Seu último romance,"Como se Estivéssemos em Palimpsesto de Putas", é sua obra-prima. Há os mesmos elementos presentes nos outros livros, mas organizados de uma forma ainda mais brutal.

Talvez o que inquiete na prosa de Vigna, nos personagens de Vigna, é a consciência de que, por mais que tentemos, nunca os desvendaremos de todo. É essa a impressão radicalizada em "Palimpsesto". A protagonista esquiva e seu interlocutor banal, mas ainda assim único, dão o tom de uma prosa ao mesmo tempo móvel e estática, palpável e onírica.

Não acho que a leitura de outros críticos seja o mais importante na formação de alguém que se propõe a pensar a literatura. São os autores, sobretudo os excelentes autores, que fornecem à crítica aquilo de que ela necessita. Esse espanto, igual ou parecido ao que "Deixei ele lá e vim" provocou em mim, é necessário.

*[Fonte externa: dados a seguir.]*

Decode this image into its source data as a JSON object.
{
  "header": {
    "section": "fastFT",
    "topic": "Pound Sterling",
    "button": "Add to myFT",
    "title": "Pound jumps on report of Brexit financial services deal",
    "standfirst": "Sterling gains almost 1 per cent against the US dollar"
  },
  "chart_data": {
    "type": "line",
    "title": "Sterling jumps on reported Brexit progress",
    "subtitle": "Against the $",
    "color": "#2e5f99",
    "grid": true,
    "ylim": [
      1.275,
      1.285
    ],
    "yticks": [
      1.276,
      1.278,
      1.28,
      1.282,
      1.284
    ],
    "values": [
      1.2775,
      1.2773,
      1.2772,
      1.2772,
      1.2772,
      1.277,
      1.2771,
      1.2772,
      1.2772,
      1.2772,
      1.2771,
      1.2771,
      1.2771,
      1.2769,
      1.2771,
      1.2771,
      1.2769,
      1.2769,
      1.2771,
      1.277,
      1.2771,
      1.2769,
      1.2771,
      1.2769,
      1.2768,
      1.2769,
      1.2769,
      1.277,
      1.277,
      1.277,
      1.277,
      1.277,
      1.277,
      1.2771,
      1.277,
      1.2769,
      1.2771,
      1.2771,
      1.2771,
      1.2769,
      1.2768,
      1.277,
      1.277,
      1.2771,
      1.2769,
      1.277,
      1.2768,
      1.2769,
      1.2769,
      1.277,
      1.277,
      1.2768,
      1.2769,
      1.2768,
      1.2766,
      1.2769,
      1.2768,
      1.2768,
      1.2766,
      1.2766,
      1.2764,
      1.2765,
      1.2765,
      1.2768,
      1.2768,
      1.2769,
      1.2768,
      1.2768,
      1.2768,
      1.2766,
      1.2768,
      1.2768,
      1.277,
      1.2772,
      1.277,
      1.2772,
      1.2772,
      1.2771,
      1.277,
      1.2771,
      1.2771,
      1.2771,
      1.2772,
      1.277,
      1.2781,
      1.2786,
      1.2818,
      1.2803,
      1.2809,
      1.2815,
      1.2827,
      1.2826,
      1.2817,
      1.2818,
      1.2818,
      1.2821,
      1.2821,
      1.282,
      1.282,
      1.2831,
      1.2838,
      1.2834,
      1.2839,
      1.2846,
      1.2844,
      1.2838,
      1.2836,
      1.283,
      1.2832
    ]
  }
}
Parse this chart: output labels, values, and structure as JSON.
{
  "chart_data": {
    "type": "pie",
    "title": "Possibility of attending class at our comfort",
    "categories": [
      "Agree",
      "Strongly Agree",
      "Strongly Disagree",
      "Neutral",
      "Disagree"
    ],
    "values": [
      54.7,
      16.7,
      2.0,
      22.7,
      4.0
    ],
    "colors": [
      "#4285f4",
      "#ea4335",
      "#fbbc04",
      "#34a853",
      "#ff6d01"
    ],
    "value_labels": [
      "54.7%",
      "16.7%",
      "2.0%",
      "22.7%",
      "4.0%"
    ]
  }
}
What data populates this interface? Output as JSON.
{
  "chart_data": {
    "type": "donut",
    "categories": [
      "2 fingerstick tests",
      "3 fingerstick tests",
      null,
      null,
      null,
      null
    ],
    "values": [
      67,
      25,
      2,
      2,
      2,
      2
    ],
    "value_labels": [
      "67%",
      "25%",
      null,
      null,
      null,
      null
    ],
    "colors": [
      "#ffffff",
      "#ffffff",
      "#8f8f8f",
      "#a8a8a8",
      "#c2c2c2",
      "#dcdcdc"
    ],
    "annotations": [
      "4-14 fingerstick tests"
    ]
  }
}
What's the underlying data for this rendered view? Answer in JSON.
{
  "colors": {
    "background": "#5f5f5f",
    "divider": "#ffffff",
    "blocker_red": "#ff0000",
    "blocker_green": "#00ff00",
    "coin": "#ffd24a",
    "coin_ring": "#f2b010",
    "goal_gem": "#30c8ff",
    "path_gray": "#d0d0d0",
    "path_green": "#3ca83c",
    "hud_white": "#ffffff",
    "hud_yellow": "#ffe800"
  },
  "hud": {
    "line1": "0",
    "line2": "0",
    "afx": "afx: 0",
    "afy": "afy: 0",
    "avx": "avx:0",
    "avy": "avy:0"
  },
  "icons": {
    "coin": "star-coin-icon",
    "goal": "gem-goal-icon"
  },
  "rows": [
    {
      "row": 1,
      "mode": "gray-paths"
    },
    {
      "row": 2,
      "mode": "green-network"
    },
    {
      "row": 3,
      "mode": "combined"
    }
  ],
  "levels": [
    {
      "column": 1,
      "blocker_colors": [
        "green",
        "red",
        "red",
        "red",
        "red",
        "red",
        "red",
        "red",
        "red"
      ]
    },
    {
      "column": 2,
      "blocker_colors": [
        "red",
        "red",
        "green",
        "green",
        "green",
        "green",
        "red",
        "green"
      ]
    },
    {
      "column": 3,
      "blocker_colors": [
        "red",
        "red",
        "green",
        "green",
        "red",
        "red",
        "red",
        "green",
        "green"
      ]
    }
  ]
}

Mais do que a possibilidade de saber do que é feito e como se parece um bom livro, são esses autores que nos garantem a vontade de desvendar uma obra. São eles que nos permitem amar o que fazemos. Falo desses autores que ninguém iguala, as exceções, aqueles a partir dos quais, por muitos e muitos e muitos e muitos anos, leremos os outros tantos –autores como Elvira Vigna.

A escritora deixa o marido, Roberto, e os filhos Carolina e David.